A Greek Mystical Sect Deduces the Shape of the Earth
The Pythagoreans (they looked upon Pythagoras as their founder) inhabited the Greek colonies of southern Italy. Unlike the great Babylonian astronomers who collected huge datasets and looked for models to predict certain celestial events, the Pythagoreans searched for models that described the true nature of the "cosmos".
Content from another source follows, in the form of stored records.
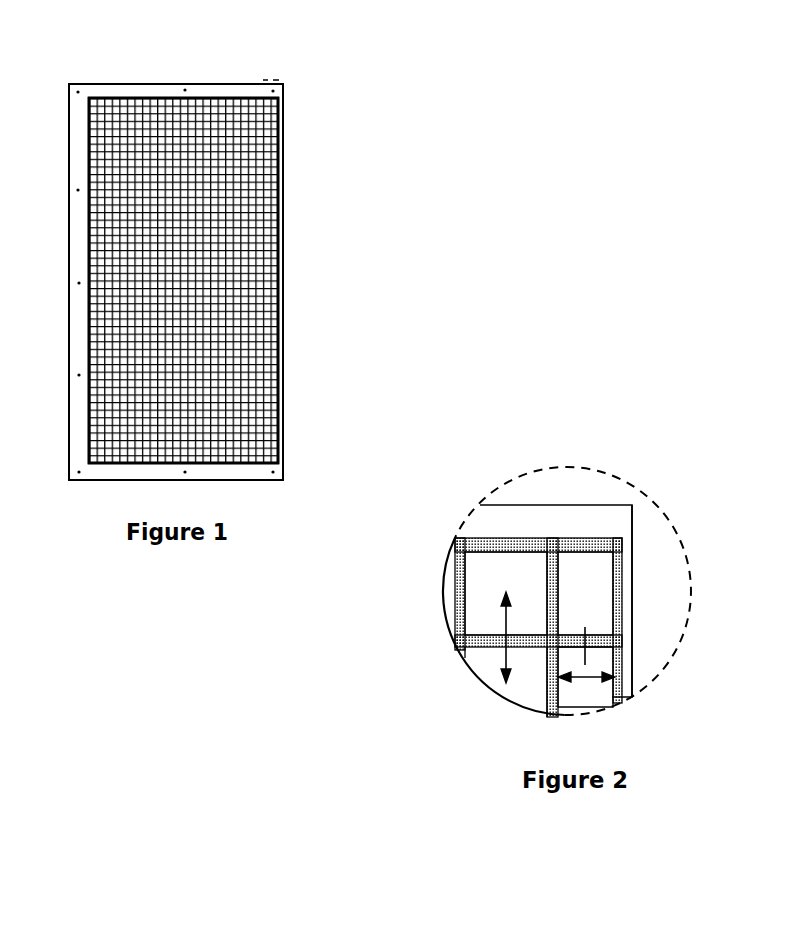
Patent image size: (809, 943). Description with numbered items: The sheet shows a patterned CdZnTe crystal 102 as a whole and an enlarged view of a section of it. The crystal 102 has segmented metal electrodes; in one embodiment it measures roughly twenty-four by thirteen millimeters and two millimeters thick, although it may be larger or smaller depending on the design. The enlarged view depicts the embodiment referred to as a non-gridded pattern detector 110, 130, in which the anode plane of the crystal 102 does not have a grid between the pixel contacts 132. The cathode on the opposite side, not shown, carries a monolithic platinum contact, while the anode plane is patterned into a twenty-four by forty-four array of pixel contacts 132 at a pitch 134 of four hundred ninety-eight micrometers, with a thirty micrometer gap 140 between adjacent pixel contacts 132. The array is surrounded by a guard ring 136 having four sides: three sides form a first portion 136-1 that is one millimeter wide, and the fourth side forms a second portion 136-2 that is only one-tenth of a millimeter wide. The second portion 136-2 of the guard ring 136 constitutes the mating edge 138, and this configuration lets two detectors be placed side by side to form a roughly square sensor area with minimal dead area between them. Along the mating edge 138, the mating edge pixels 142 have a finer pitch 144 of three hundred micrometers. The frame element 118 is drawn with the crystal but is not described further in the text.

In FIG. 1, the patterned CdZnTe crystal 102 is at (280, 263).
In FIG. 1, the non-gridded pattern detector 110 is at (285, 100).
In FIG. 1, the non-gridded pattern detector 130 is at (285, 100).
In FIG. 2, the non-gridded pattern detector 130 is at (505, 487).
In FIG. 1, the frame 118 is at (223, 92).
In FIG. 1, the guard ring 136 is at (223, 92).
In FIG. 2, the pixel contacts 132 is at (480, 597).
In FIG. 2, the pitch 134 is at (508, 650).
In FIG. 2, the first portion of the guard ring 136-1 is at (510, 522).
In FIG. 2, the second portion of the guard ring 136-2 is at (625, 563).
In FIG. 2, the mating edge 138 is at (632, 598).
In FIG. 2, the gap 140 is at (553, 573).
In FIG. 2, the mating edge pixels 142 is at (592, 582).
In FIG. 2, the pitch 144 is at (600, 670).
The Greeks debated both the accuracy of predictions and the reality of the models. They included
philosophical (see
Aristotle's
writings) as well as mathematical (see
Plato's
writings) arguments.
The logic the Pythagorians used to arrive at their conclusion that the Earth was a sphere did not survive to the present day. But Aristotle may have captured their reasoning when he wrote that the shadow of the Earth on the Moon (always round) decided the issue. He also argued that since the stars one sees in the sky change as one travels north and south – meaning that the Earth was a sphere of no great size - confirmed the model and eliminated other possible solutions, like a cylndrical shape proposed by Anaximander two hundered years earlier.
Today, the histories we tell our children often imply that common knowledge of the shape of the Earth changed only with the partial and total circumnavigation of the globe by the likes of Columbus and Magellan. But it’s closer to the truth to say that all educated people after the Greek astronomers (including those in post-Roman Europe) held that the Earth was round.